I have a dataset that looks like this:
respondent_id day_session daydiff
nmo876 11/19/2017 0
nmo876 11/20/2017 1
nmo876 11/21/2017 1
nmo876 11/23/2017 2
nmo876 11/24/2017 1
nmo876 11/25/2017 1
nmo876 11/26/2017 1
nmo876 11/27/2017 1
nmo876 11/28/2017 1
nmo876 11/29/2017 1
nmo876 11/30/2017 1
nmo876 12/1/2017 1
nmo876 12/2/2017 1
nmo876 12/3/2017 1
nmo876 12/4/2017 1
nmo876 12/5/2017 1
nmo876 12/6/2017 1
nmo876 12/7/2017 1
nmo876 12/8/2017 1
nmo876 12/9/2017 1
nmo876 12/10/2017 1
nmo876 12/11/2017 1
nmo876 12/12/2017 1
nmo876 12/13/2017 1
nmo876 12/14/2017 1
nmo876 12/15/2017 1
nmo876 12/16/2017 1
nmo876 12/17/2017 1
nmo876 12/18/2017 1
nmo876 12/19/2017 1
nmo876 12/20/2017 1
nmo876 12/23/2017 3
nmo876 12/24/2017 1
nmo876 12/26/2017 2
nmo876 12/27/2017 1
nmo876 12/28/2017 1
nmo876 12/29/2017 1
nmo876 12/30/2017 1
nmo876 12/31/2017 1
nmo876 1/2/2018 2
nmo876 1/3/2018 1
nmo876 1/4/2018 1
nmo876 1/5/2018 1
I want to write a script that chooses the largest chunk of consecutive day_sessions from a dataset where a user might have multiple consecutive day_sessions, i.e. where daydiff = 1. For nmo876 the output would be 27.
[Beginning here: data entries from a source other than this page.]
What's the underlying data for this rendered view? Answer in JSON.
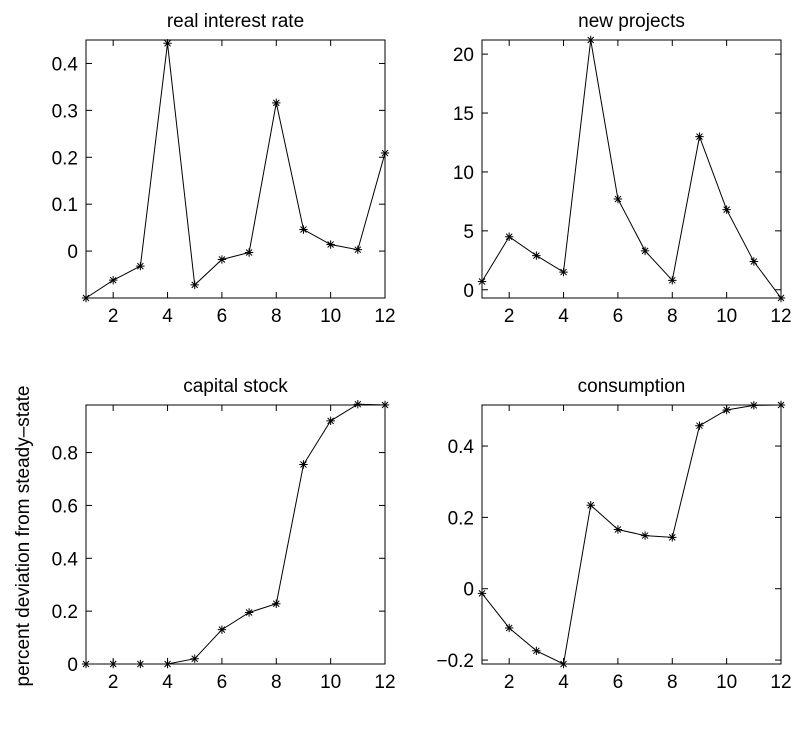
{
  "figure": {
    "ylabel": "percent deviation from steady–state"
  },
  "chart_data": [
    {
      "type": "line",
      "title": "real interest rate",
      "x": [
        1,
        2,
        3,
        4,
        5,
        6,
        7,
        8,
        9,
        10,
        11,
        12
      ],
      "series": [
        {
          "values": [
            -0.1,
            -0.062,
            -0.032,
            0.443,
            -0.072,
            -0.018,
            -0.003,
            0.316,
            0.046,
            0.014,
            0.003,
            0.209
          ]
        }
      ],
      "xlim": [
        1,
        12
      ],
      "ylim": [
        -0.1,
        0.45
      ],
      "xticks": [
        2,
        4,
        6,
        8,
        10,
        12
      ],
      "yticks": [
        0,
        0.1,
        0.2,
        0.3,
        0.4
      ],
      "xticklabels": [
        "2",
        "4",
        "6",
        "8",
        "10",
        "12"
      ],
      "yticklabels": [
        "0",
        "0.1",
        "0.2",
        "0.3",
        "0.4"
      ],
      "marker": "asterisk",
      "line_color": "#000000",
      "grid": false
    },
    {
      "type": "line",
      "title": "new projects",
      "x": [
        1,
        2,
        3,
        4,
        5,
        6,
        7,
        8,
        9,
        10,
        11,
        12
      ],
      "series": [
        {
          "values": [
            0.7,
            4.5,
            2.9,
            1.5,
            21.2,
            7.7,
            3.3,
            0.8,
            13.0,
            6.8,
            2.4,
            -0.7
          ]
        }
      ],
      "xlim": [
        1,
        12
      ],
      "ylim": [
        -0.7,
        21.2
      ],
      "xticks": [
        2,
        4,
        6,
        8,
        10,
        12
      ],
      "yticks": [
        0,
        5,
        10,
        15,
        20
      ],
      "xticklabels": [
        "2",
        "4",
        "6",
        "8",
        "10",
        "12"
      ],
      "yticklabels": [
        "0",
        "5",
        "10",
        "15",
        "20"
      ],
      "marker": "asterisk",
      "line_color": "#000000",
      "grid": false
    },
    {
      "type": "line",
      "title": "capital stock",
      "x": [
        1,
        2,
        3,
        4,
        5,
        6,
        7,
        8,
        9,
        10,
        11,
        12
      ],
      "series": [
        {
          "values": [
            0.0,
            0.0,
            0.0,
            0.0,
            0.02,
            0.13,
            0.195,
            0.228,
            0.755,
            0.92,
            0.983,
            0.98
          ]
        }
      ],
      "xlim": [
        1,
        12
      ],
      "ylim": [
        0,
        0.98
      ],
      "xticks": [
        2,
        4,
        6,
        8,
        10,
        12
      ],
      "yticks": [
        0,
        0.2,
        0.4,
        0.6,
        0.8
      ],
      "xticklabels": [
        "2",
        "4",
        "6",
        "8",
        "10",
        "12"
      ],
      "yticklabels": [
        "0",
        "0.2",
        "0.4",
        "0.6",
        "0.8"
      ],
      "marker": "asterisk",
      "line_color": "#000000",
      "grid": false
    },
    {
      "type": "line",
      "title": "consumption",
      "x": [
        1,
        2,
        3,
        4,
        5,
        6,
        7,
        8,
        9,
        10,
        11,
        12
      ],
      "series": [
        {
          "values": [
            -0.013,
            -0.11,
            -0.174,
            -0.211,
            0.234,
            0.166,
            0.149,
            0.144,
            0.457,
            0.501,
            0.514,
            0.515
          ]
        }
      ],
      "xlim": [
        1,
        12
      ],
      "ylim": [
        -0.211,
        0.515
      ],
      "xticks": [
        2,
        4,
        6,
        8,
        10,
        12
      ],
      "yticks": [
        -0.2,
        0,
        0.2,
        0.4
      ],
      "xticklabels": [
        "2",
        "4",
        "6",
        "8",
        "10",
        "12"
      ],
      "yticklabels": [
        "−0.2",
        "0",
        "0.2",
        "0.4"
      ],
      "marker": "asterisk",
      "line_color": "#000000",
      "grid": false
    }
  ]
}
Here is more data for which the code should calculate the largest chunk of consecutive daily sessions. For user jkl567 the output would be 37:
jkl567 11/19/2017 1
jkl567 11/20/2017 1
jkl567 11/21/2017 1
jkl567 11/22/2017 1
jkl567 11/23/2017 1
jkl567 11/24/2017 1
jkl567 11/25/2017 1
jkl567 11/26/2017 1
jkl567 11/27/2017 1
jkl567 11/28/2017 1
jkl567 11/29/2017 1
jkl567 11/30/2017 1
jkl567 12/1/2017 1
jkl567 12/2/2017 1
jkl567 12/3/2017 1
jkl567 12/4/2017 1
jkl567 12/5/2017 1
jkl567 12/6/2017 1
jkl567 12/7/2017 1
jkl567 12/8/2017 1
jkl567 12/9/2017 1
jkl567 12/10/2017 1
jkl567 12/11/2017 1
jkl567 12/12/2017 1
jkl567 12/13/2017 1
jkl567 12/14/2017 1
jkl567 12/15/2017 1
jkl567 12/16/2017 1
jkl567 12/17/2017 1
jkl567 12/18/2017 1
jkl567 12/19/2017 1
jkl567 12/20/2017 1
jkl567 12/21/2017 1
jkl567 12/22/2017 1
jkl567 12/23/2017 1
jkl567 12/24/2017 1
jkl567 12/25/2017 1
jkl567 12/26/2017 2
jkl567 12/28/2017 1
jkl567 12/29/2017 3
jkl567 1/1/2018 1
jkl567 1/2/2018 1
jkl567 1/3/2018 1
jkl567 1/4/2018 1
You can subtract row_number()
to get a constant value that defines the group. To get the length of each group:
select respondent_id, (day_session - seqnum * interval '1 day') as grp, count(*) as days_in_row
from (select t.*,
row_number() over (partition by respondent_id order by day_session) as seqnum
from t
) t
group by respondent_id, (day_session - seqnum * interval '1 day');
You can then get the biggest for each respondent using distinct on
. I use a subquery for this:
select distinct on (respondent_id) t.*
from (select respondent_id, (day_session - seqnum * interval '1 day') as grp, count(*) as days_in_row
from (select t.*,
row_number() over (partition by respondent_id order by day_session) as seqnum
from t
) t
group by respondent_id, (day_session - seqnum * interval '1 day')
) t
order by respondent_id, days_in_row desc;
Strictly speaking, the subquery is not necessary. I just find it easier to break out the logic that way.